Archive for the ‘Reviews’ Category

Review of "667 Apparitions of Killoffer"

Monday, March 5th, 2007

At ten by fifteen inches, Six Hundred and Seventy-Six Apparitions of Killoffer will get your attention simply from it’s large format. Further examination reveals the $25.95 cover price— also an attention getter. It’s not a cheap book. Yet, flipping through the pages reveals some shockingly engaging line work, compositions and subject matter.

The story starts with the main character, Killoffer, alone but soon escalates to where there are as many as 26 “apparitions” of him on a single page. You see, Killoffer isn’t a stranger to self-loathing and debauchery. Over the course of the story he drinks with himself, shits upon himself, cuts himself, has sex with himself, has sex with other people, watches himself having sex with other people and throws-up upon himself. I think he urinates on himself too.

There is a quote from Ivan Brunetti on the back of the book. Brunetti, with his own twelve by fifteen inch comic released last year, is very much a cartoonist in tune with Killoffer. That is, he’s the type of artist who also honestly and openly degrades himself. 667 Apparitions, like Brunetti’s work, is both beautiful in it’s honesty and impressive in its execution.

Also like much of Brunetti’s work, 667 Apparitions is autobiographical. Yet, one doesn’t see auto-bio like this in American autobiographical comics very often. Killoffer isn’t chronicling his daily routine. His honesty doesn’t have anything to do with how accurately he depicts the “major” events in his life. This grotesque tale is very one sided towards Killoffer’s interpretation. However, this side of the story is the only accurate depiction of what it is like to live as the author.

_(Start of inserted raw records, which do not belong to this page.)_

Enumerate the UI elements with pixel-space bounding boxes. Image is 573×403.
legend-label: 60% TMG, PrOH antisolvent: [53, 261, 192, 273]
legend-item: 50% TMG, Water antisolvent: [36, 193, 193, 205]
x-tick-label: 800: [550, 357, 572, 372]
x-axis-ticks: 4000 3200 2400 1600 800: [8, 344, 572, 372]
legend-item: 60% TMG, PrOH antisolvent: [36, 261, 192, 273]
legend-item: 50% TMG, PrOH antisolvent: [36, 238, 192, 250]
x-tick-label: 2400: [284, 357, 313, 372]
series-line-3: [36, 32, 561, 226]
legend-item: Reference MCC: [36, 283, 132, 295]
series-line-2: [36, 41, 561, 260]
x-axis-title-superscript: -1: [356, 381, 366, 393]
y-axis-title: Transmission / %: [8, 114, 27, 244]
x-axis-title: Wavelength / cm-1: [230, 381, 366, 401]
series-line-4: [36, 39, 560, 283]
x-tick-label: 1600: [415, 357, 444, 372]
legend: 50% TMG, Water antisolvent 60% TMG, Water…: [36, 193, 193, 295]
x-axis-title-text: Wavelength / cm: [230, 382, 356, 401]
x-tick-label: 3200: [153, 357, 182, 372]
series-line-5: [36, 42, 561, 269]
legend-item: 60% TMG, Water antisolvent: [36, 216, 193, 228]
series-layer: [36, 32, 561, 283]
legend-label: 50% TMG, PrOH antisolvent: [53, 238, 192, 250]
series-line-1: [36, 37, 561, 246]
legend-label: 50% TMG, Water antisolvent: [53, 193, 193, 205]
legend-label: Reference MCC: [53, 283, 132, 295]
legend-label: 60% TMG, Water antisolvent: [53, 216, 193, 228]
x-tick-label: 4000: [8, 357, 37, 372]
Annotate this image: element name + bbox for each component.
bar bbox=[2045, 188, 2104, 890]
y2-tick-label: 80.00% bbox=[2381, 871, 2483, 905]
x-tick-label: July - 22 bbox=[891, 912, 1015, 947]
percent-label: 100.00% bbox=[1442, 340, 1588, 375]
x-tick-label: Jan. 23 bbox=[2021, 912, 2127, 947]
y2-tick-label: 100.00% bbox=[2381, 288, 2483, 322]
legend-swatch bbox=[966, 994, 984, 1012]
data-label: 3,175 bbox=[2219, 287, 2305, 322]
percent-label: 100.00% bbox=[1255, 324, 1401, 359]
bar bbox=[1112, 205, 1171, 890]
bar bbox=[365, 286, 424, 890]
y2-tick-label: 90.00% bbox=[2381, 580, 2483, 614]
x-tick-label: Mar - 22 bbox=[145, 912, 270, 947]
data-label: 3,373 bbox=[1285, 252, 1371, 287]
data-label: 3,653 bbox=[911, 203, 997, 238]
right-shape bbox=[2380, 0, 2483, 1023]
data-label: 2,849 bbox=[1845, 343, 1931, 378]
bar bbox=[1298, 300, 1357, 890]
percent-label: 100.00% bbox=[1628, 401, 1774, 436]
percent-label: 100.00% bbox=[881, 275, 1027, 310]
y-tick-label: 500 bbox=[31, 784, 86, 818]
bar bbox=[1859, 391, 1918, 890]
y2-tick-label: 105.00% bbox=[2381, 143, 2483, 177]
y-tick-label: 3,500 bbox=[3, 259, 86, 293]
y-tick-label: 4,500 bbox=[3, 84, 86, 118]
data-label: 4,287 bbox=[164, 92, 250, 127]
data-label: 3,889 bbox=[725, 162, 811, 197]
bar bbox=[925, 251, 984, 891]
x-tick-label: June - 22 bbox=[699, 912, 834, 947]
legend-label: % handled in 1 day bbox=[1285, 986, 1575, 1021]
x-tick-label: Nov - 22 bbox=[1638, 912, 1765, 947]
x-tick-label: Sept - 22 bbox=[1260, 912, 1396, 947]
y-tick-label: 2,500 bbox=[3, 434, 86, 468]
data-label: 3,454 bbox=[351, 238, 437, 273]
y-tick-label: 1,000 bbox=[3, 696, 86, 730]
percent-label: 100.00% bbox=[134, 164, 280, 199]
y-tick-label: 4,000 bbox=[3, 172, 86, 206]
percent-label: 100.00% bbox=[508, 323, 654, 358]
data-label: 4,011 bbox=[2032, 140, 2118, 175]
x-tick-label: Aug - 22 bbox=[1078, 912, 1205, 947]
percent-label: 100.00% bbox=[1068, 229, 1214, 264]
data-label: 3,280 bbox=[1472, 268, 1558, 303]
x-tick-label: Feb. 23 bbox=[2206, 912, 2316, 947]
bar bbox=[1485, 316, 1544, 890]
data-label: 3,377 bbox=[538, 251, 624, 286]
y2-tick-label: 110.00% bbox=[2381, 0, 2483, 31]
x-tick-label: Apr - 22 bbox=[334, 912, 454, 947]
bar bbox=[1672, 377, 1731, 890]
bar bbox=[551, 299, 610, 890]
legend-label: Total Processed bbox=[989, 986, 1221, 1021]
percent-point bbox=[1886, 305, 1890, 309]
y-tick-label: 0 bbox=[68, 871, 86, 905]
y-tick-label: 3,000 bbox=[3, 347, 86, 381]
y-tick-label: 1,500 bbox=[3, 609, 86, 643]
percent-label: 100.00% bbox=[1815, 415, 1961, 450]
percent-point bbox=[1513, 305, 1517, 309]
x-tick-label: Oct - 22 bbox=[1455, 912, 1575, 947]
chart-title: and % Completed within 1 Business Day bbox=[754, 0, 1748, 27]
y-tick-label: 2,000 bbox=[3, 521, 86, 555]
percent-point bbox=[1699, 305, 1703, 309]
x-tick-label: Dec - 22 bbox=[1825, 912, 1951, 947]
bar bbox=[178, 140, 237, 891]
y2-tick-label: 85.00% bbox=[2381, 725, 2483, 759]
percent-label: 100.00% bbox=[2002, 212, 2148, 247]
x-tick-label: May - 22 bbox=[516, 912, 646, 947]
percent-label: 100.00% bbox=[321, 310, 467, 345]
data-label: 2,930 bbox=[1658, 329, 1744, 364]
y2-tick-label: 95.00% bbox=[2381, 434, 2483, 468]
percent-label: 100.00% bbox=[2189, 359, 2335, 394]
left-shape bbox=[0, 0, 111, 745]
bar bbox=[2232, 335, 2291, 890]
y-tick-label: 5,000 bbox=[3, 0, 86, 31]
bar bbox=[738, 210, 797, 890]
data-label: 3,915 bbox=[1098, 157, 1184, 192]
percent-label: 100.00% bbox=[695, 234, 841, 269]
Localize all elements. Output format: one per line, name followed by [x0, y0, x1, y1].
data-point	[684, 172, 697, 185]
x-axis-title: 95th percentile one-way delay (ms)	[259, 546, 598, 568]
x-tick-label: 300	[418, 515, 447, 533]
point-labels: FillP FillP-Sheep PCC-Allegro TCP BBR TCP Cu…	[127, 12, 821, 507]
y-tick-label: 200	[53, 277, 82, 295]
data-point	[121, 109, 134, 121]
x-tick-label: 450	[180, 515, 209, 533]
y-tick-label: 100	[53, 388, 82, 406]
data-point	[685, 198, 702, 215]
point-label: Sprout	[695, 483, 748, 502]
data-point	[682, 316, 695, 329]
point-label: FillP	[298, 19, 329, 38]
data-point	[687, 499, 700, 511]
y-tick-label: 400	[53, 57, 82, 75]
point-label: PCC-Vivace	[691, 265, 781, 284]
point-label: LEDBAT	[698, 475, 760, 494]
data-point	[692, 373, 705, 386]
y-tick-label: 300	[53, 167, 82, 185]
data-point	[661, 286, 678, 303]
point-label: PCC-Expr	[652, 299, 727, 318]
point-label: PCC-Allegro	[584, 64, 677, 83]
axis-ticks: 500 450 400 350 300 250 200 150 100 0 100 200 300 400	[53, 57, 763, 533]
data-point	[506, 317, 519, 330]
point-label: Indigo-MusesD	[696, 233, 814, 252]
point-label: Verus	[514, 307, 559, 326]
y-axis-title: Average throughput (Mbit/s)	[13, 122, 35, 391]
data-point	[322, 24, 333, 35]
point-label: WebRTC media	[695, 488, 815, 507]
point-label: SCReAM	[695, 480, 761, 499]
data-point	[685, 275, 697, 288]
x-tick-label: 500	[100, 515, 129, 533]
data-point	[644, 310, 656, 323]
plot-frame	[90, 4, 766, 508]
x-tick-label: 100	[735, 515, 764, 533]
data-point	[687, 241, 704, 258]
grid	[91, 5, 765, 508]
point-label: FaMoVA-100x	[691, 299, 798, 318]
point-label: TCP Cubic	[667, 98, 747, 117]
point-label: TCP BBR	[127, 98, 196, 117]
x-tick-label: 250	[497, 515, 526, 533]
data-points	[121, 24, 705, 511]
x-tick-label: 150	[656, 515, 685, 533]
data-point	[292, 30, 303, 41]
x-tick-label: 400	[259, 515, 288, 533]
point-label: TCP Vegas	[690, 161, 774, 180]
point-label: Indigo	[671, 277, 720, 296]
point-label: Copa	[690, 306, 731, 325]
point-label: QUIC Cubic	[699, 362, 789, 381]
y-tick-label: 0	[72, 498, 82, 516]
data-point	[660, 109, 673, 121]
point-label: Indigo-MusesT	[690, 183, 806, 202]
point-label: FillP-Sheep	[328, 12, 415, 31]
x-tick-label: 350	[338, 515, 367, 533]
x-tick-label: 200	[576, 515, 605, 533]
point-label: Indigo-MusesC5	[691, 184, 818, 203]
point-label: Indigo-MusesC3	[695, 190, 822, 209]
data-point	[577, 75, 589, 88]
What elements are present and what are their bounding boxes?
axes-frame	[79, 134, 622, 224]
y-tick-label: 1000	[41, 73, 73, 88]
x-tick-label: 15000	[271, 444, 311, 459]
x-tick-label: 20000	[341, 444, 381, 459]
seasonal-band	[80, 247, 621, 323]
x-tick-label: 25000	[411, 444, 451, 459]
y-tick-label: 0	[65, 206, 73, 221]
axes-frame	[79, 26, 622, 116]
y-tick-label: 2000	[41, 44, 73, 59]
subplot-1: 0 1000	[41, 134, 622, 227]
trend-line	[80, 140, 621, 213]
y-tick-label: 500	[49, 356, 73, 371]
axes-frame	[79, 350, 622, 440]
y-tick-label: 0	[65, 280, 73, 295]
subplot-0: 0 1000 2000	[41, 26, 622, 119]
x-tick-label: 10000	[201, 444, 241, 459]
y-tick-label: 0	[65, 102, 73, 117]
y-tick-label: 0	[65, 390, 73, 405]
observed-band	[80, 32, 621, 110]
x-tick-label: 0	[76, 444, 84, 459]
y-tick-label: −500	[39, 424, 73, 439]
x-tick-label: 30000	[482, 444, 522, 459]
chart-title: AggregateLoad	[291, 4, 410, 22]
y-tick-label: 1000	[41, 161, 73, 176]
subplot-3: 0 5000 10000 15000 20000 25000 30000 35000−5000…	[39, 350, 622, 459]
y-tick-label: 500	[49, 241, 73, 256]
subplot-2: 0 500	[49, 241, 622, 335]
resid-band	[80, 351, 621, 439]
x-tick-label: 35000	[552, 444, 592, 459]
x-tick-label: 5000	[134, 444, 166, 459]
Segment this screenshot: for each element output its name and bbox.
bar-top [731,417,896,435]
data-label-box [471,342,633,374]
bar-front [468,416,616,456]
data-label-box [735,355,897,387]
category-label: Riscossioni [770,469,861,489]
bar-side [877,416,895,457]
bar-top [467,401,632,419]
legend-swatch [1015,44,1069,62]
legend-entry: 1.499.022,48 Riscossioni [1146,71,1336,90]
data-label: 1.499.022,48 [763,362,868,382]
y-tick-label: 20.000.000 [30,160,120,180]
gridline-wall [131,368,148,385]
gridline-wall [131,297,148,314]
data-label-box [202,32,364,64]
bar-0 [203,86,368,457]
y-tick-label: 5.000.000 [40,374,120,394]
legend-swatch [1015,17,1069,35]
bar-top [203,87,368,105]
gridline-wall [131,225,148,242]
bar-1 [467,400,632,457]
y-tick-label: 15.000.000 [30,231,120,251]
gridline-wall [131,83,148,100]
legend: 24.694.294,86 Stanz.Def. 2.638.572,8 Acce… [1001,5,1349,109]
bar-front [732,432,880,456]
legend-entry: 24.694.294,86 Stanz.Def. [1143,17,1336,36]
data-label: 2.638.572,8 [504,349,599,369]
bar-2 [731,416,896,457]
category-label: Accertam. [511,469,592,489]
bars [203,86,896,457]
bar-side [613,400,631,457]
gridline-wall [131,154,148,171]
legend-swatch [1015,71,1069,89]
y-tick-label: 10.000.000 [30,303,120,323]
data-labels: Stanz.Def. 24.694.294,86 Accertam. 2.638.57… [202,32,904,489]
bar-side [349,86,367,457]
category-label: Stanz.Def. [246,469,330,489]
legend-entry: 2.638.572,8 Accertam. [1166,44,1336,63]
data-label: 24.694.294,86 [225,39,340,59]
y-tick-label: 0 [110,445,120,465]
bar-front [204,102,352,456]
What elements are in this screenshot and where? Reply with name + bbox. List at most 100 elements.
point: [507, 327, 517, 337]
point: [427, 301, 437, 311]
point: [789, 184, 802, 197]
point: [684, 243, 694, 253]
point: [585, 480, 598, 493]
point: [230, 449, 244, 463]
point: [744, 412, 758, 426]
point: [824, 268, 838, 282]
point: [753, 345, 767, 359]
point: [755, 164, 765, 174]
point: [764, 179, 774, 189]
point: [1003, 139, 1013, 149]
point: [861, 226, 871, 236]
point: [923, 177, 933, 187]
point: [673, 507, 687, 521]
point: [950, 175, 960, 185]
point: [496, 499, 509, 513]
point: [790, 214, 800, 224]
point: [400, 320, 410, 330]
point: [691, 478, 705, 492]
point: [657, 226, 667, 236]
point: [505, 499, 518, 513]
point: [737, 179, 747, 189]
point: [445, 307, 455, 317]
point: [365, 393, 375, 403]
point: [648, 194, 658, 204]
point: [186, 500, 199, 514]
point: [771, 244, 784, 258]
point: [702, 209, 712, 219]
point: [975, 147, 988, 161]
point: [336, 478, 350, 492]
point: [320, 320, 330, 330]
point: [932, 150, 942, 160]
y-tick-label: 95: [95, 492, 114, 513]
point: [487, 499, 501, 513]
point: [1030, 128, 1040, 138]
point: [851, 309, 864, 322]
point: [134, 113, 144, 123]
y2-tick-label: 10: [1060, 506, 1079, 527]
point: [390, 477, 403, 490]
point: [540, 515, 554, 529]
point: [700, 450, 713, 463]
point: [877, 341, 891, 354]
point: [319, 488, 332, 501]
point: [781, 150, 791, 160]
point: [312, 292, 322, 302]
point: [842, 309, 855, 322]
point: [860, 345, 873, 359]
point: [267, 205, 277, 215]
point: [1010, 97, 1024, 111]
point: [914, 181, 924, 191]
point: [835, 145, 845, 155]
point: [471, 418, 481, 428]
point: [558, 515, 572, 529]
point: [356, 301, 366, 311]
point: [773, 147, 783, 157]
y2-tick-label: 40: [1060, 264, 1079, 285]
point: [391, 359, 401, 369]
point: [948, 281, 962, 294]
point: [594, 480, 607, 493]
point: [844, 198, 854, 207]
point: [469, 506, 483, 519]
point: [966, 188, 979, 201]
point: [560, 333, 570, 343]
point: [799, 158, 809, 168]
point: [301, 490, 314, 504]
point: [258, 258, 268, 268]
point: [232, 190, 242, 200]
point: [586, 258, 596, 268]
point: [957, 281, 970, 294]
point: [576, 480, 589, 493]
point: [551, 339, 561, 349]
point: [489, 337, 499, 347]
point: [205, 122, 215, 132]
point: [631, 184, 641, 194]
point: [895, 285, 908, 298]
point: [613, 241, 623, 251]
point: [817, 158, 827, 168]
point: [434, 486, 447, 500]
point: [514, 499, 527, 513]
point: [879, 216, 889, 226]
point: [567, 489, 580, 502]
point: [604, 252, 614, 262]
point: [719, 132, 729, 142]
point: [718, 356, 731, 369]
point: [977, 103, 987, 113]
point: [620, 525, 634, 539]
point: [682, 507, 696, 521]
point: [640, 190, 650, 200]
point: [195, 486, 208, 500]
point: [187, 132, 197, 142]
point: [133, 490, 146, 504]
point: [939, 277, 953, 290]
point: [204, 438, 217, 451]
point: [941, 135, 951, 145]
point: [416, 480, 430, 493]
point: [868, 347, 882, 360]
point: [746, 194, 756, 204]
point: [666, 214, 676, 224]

To wake up as Killoffer would be a confusing mixture of equal parts desire and self-loathing. And just enough narcissism needed to draw yourself Six Hundred and Seventy-Six times.

My Kind of Cartoonist

Monday, October 23rd, 2006


Being both a cheap bastard and a cartoonist, my big purchase of the week was Introduction to Cartooning by R Taylor. Total cost: $3.

Normally I’m not one to really go for the “Learn To Draw See It’s So Easy Even I Can Do It” books, but this one seemed a little unique. For one thing, look at the author …

APPLESAUCE. That’s a cartoonist. Smoking a pipe, he looks like he has a half drank bottle of whiskey sitting next to his inkwell.

But what does Mr. Taylor have to say about cartooning?

“The best way to judge an art class is to look at the work being done by the student. If their work looks something like the sketch I have made in A, hang up your hat. If it looks anything lke B or C, say you’’re just browsing around and want to think it over——then go home and forget it. And try again, elsewhere.” Had Mr. Taylor given me this advice while I was still in school, I would have avoided many unesessary headaches. It’s true that nearly all art schools are lost when it comes to the education of a cartoonist.

More constructive advice:

“Unscrupulous people have made money out of books based upon trick theories … but their books are exactly nothing more than catchpenny frauds. You can’t draw by trick methods.”

I’m certain that I’ve never heard the unique phrase “catchpenny fraud” before, but think that it would look excellent on a tombstone. Thank you, Mr. Taylor.

“I grant that once a cartoonist is established … it is much easier for him to sell his drawings. There is only one way in which to arrive at such a blissful state and that is to go through the period of arriving … something which takes courage and determination. The easily discouraged, the weak, the self-sympathizers can’t do it. Only the strong survive.”